De gevorderde vergoeding voor onkosten van € 1.000,- is onvoldoende onderbouwd. [eiseres] verklaart dat zij (Poolse) mensen contant heeft moeten betalen voor informatie, maar dit blijkt nergens uit. Zij heeft ook niet toegelicht om welke informatie het ging en waarom ze die nodig had om de uitschrijving van [gedaagde] te realiseren. Ook deze vordering wordt daarom afgewezen.
[gedaagde] moet rente betalen
2.14.
[gedaagde] moet wettelijke rente betalen over het toegewezen bedrag van € 79,74. De rente wordt toegewezen vanaf 10 februari 2024. [gedaagde] heeft hier geen specifiek verweer tegen gevoerd en zij was op 10 februari 2024 in verzuim.
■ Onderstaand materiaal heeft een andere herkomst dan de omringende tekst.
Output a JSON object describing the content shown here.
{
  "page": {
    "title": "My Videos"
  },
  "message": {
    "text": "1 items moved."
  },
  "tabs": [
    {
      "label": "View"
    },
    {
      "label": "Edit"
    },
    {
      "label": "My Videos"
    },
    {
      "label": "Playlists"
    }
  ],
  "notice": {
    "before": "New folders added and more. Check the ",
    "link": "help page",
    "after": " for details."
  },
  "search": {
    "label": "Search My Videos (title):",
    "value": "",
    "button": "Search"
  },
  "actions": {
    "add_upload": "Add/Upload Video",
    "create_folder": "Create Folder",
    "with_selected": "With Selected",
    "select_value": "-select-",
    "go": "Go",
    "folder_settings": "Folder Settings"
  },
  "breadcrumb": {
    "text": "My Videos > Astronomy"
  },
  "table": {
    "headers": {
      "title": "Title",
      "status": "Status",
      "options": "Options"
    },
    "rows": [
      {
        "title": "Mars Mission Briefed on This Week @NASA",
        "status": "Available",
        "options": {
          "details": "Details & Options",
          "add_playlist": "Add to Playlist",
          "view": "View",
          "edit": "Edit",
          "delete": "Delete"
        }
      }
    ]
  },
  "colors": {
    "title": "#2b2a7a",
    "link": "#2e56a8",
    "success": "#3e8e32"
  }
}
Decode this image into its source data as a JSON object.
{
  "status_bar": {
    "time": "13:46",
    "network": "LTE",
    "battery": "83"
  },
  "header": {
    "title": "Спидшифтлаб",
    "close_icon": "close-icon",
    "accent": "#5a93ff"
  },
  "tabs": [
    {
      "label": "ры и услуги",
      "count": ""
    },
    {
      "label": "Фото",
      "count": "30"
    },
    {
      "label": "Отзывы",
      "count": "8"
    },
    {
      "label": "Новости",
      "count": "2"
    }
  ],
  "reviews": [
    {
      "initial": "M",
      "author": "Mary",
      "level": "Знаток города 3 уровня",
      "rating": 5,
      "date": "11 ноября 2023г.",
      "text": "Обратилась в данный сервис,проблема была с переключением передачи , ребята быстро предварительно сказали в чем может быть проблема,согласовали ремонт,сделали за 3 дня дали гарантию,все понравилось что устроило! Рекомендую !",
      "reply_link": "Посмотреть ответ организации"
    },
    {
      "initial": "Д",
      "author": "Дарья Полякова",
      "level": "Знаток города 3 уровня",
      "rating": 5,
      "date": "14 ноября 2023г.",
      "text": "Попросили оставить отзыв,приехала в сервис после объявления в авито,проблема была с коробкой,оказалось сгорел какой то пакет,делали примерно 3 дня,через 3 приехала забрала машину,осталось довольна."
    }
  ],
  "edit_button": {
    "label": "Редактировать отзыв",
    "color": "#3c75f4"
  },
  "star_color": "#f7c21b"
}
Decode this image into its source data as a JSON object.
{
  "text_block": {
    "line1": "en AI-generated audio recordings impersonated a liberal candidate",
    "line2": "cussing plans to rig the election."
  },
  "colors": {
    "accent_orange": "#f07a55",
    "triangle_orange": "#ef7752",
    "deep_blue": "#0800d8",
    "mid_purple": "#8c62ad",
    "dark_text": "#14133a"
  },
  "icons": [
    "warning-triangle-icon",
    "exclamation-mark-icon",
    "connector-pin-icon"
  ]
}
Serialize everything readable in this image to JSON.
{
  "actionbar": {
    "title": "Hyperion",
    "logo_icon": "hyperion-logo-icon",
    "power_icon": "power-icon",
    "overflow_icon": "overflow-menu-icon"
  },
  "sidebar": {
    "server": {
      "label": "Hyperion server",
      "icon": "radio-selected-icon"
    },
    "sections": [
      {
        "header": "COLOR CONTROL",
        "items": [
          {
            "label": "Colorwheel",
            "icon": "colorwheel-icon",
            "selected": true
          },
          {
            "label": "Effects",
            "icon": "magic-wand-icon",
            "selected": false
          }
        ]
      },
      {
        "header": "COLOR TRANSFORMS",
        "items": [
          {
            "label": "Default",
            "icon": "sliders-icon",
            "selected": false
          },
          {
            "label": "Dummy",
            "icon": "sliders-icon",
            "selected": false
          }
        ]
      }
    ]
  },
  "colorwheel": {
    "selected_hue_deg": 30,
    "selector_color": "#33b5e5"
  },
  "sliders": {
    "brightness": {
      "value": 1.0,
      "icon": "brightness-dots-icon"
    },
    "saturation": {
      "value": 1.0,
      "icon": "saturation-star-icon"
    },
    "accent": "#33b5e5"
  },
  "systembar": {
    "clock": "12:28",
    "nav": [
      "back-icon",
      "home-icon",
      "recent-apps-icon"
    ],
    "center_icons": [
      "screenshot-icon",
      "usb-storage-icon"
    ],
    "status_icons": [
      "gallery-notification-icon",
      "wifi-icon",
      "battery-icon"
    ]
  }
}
De proceskosten worden gecompenseerd
2.15.
De kantonrechter compenseert de proceskosten, zodat iedere partij de eigen kosten draagt. Dit omdat de vorderingen van [eiseres] grotendeels worden afgewezen, maar zij ook niet helemaal zonder reden tot dagvaarding is overgegaan. In die omstandigheden brengt de redelijkheid met zich dat geen van beide partijen aan de kosten van de ander hoeft bij te dragen.
Dit vonnis is uitvoerbaar bij voorraad
2.16.
Dit vonnis wordt uitvoerbaar bij voorraad verklaard, omdat [eiseres] dat eist en [gedaagde] daar geen bezwaar tegen heeft gemaakt (artikel 233 Rv). Dat betekent dat het vonnis meteen mag worden uitgevoerd, ook als één van de partijen aan een hogere rechter vraagt om de zaak opnieuw te beoordelen.

3.De beslissing

De kantonrechter:
3.1.
veroordeelt [gedaagde] om aan [eiseres] te betalen € 79,74 met de wettelijke rente zoals bedoeld in artikel 6:119 BW vanaf 10 februari 2024 tot de dag dat volledig is betaald;
3.2.
compenseert de proceskosten zodat iedere partij de eigen kosten draagt;
3.3.
verklaart dit vonnis uitvoerbaar bij voorraad;
3.4.
wijst al het andere af.
Dit vonnis is gewezen door mr. G.A. Vriezen en in het openbaar uitgesproken.